Emmanuel Guigon dirige le musée le plus visité de Barcelone, et de Catalogne. Niché dans un ancien palais du quartier Gotic, le Musée Picasso a dépassé le million de visiteurs annuels. Il se renouvèle plusieurs fois par an au rythme des expositions temporaires, des accrochages, des rencontres sous la houlette érudite d’un conservateur français.

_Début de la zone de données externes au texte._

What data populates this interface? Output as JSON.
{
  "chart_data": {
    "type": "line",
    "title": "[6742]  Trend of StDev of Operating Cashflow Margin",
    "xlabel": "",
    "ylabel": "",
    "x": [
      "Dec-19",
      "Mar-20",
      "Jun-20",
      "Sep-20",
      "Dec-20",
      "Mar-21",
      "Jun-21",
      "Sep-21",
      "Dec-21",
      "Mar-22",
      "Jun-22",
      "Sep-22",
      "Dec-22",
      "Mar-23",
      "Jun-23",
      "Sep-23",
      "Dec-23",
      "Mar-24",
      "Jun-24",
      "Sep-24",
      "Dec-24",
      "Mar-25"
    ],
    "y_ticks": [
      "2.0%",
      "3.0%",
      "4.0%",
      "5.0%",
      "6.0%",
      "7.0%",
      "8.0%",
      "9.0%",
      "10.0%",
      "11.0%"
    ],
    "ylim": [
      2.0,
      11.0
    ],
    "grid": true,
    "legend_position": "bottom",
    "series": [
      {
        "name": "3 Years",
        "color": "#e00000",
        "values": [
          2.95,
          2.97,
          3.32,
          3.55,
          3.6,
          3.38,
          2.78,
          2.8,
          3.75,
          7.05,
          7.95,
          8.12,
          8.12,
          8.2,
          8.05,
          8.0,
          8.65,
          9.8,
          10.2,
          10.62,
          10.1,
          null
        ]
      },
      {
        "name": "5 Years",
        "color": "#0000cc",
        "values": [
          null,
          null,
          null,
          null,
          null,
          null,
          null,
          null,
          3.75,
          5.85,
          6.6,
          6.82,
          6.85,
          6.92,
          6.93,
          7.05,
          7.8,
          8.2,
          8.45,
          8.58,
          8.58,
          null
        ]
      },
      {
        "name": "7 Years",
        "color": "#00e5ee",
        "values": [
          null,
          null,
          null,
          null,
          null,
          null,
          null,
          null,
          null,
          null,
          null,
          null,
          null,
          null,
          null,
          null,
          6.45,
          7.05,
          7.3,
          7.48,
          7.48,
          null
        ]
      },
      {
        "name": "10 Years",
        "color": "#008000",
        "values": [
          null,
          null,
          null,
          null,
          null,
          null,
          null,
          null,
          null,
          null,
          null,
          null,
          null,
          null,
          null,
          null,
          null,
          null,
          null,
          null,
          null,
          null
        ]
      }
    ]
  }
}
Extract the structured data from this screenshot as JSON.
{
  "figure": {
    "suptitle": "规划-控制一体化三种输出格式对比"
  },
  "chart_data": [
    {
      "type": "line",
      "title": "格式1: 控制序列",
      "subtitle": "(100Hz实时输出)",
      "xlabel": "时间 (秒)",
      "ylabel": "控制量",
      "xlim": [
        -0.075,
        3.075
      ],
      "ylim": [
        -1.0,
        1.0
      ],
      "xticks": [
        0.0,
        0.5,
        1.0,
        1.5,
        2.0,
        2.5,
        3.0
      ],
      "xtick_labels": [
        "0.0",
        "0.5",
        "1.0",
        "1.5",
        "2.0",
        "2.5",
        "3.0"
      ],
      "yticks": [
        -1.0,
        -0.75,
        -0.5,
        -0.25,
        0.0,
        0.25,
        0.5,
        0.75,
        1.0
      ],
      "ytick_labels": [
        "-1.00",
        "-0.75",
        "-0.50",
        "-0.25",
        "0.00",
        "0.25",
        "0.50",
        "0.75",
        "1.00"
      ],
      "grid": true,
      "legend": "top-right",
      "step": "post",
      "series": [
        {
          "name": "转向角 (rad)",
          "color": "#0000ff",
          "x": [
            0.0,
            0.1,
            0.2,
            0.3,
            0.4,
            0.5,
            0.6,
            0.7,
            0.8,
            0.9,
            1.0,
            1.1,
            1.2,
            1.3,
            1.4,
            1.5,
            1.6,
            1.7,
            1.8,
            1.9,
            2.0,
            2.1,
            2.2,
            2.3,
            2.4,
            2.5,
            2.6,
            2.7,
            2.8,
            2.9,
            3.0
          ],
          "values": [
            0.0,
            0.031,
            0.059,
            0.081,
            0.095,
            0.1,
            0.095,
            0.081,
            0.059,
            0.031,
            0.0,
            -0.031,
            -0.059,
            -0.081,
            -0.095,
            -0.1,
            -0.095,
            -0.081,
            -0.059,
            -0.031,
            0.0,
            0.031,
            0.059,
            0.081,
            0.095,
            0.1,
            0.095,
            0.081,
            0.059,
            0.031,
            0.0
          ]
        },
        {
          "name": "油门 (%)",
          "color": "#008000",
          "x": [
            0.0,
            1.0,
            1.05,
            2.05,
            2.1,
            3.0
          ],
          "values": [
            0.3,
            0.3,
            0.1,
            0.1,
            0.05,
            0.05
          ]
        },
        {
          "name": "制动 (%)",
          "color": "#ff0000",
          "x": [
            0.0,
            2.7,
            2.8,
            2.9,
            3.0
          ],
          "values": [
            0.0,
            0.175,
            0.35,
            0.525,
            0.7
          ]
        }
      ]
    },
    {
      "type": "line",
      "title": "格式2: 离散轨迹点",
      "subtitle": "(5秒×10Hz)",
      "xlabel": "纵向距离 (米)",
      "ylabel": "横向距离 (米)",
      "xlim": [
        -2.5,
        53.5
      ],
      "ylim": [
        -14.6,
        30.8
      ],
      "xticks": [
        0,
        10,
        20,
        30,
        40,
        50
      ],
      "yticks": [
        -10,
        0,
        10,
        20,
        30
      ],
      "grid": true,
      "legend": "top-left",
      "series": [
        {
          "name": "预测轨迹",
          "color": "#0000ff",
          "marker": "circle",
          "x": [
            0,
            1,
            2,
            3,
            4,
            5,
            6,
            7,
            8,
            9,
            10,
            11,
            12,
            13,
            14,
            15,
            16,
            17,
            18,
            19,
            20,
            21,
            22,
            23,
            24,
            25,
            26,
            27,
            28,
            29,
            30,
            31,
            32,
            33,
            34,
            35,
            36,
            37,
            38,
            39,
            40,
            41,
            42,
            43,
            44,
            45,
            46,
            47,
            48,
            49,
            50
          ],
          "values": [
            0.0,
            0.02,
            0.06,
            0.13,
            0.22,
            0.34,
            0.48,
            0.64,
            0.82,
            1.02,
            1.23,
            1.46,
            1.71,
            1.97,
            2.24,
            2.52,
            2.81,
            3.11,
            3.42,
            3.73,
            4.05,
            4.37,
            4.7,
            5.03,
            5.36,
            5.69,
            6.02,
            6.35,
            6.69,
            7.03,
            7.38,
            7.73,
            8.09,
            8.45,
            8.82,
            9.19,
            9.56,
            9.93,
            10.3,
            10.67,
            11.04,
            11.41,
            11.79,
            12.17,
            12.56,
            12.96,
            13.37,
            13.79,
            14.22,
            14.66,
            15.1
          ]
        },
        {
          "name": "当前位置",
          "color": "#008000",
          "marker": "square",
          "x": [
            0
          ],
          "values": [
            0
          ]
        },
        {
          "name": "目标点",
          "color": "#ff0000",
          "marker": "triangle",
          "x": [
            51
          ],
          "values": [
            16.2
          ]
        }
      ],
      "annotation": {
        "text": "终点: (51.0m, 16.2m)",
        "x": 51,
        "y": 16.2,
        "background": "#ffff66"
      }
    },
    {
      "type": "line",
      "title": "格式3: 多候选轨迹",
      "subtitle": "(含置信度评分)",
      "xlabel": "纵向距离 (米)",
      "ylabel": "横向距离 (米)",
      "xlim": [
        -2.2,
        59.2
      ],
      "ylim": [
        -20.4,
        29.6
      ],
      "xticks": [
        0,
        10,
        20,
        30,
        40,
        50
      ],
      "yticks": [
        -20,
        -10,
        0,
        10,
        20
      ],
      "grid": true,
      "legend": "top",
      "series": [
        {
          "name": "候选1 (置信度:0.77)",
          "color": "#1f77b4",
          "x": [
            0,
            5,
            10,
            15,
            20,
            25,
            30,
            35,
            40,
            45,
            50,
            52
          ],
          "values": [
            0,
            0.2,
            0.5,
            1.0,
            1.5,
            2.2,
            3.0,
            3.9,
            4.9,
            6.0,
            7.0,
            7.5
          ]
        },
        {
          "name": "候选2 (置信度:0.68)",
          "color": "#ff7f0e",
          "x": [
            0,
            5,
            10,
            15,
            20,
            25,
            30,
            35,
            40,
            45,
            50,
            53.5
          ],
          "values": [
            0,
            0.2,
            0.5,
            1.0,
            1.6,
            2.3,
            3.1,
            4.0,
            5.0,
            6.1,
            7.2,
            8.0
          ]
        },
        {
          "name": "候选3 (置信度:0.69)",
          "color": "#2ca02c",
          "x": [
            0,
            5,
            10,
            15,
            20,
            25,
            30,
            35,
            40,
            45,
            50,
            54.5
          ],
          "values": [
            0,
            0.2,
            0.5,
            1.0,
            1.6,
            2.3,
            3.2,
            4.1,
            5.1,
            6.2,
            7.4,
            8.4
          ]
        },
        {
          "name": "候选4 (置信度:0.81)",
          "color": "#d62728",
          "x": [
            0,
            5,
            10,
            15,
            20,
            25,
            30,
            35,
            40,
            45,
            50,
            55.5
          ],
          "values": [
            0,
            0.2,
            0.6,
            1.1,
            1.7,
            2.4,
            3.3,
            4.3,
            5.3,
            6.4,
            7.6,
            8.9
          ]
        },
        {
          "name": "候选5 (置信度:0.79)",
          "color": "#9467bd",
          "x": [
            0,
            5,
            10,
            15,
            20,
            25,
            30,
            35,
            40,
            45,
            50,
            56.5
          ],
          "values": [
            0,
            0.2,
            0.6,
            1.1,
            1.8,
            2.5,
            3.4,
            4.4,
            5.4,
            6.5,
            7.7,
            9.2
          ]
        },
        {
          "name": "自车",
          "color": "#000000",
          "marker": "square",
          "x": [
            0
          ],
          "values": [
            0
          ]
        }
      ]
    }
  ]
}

Nombreux sont les Français de Barcelone à briller dans leur domaine. Depuis 2016 et son arrivée à la tête du Musée Picasso (émanation de la Fondation éponyme), Emmanuel Guigon en est un bel exemple. Avec lui, cette institution inaugurée en 1963, seul musée voulu par Picasso lui-même, a franchi le million de visiteurs annuel (d’abord des Américains puis des Asiatiques et des Italiens) et enfin conquis les Catalans. “Ils étaient 2 % à venir, aujourd’hui ils sont 18 % ! 18 % d’un million c’est pas mal, non ?”, sourit ce spécialiste de l’art espagnol du XXe siècle, ancien conservateur du musée d’art moderne de Strasbourg, passé notamment par la prestigieuse Casa Velasquez, à Madrid.

Auteur de livres en série, “six ou sept par an”, assume-t-il, Emmanuel Guigon dit s’occuper à Barcelone d'”un grand musée international devenu une grande référence scientifique, qui est singulier : la jeunesse de Picasso est présentée ici, sa période bleue puis ses ballets russes, ses œuvres d’adolescent mais aussi celles à partir de 1957. Picasso est ancré dans cette ville, il a des liens avec Barcelone toute sa vie et contribue à son rayonnement”.
1957 c’est l’année de réalisation de ses Meninas, sa réinterprétation, en 58 variations, toutes à Barcelone, du chef-d’oeuvre de Diego Velazquez (museo del Prado). Trois pièces du musée barcelonais leur sont consacrées.

Réinterprétation des Meninas par Picasso.

Réinterprétation des Meninas par Picasso.
L’Indépendant – Charles Baron

Picasso est ancré à Barcelone

Emmanuel Guigon se penche sur les archives autour de Picasso. “En ce moment, je travaille à récupérer sa correspondance avec sa famille à partir de 1900 quand il s’installe à Paris, et quand il est entre Paris et Barcelone où il revient en 1917 puis une dernière fois en 1934 pour voir sa famille”.

 

Le Français aime à rappeler que Picasso a voulu ce musée dans “sa” ville. Pour cela “il est entré en négociation avec un notaire et le maire franquiste de Barcelone. Le musée est inauguré en 1963 et en 1968 il offre sa variation des Meninas”. Leur présence au musée barcelonais est “fondatrice”, assure Emmanuel Guigon, “il a pris une nouvelle dimension”.

Une partie des 4 000 oeuvres du musée Picasso de Barcelone reproduite sur un immense mur.

Une partie des 4 000 oeuvres du musée Picasso de Barcelone reproduite sur un immense mur.
L’Indépendant – Charles Baron

Contacts avec Céret et Perpignan

Le conservateur, qui parcourt le monde de conférences en tables rondes (voire cubiques), a eu “un contact avec Perpignan” dont il apprécie le nouveau musée Rigaud et, bien sûr, sait l’importance d’une autre ville des Pyrénées-Orientales pour Picasso, Céret. “Il y est allé et il y a un magnifique musée, je me souviens de Joséphine Matamoros bien sûr (longtemps conservatrice du musée cérétan-NDLR), ils font une belle programmation, l’expo Max Jacobs cet été pour laquelle nous avons prêté des choses. On leur en emprunte aussi, des céramiques notamment”.

La période bleue largement représentée dans la collection permanente.

La période bleue largement représentée dans la collection permanente.
L’Indépendant – Charles Baron

Après la belle expo, en cours, sur les Catalans de Paris, Emmanuel Guigon prépare, pour 2026, une expo sur “Picasso, l’architecte”. Avant elle, les visiteurs découvriront “Ubu peintre” à l’automne 2025 et “Sala Gaspar”, l’été prochain, du nom de la galerie d’art qui a introduit Picasso à Barcelone.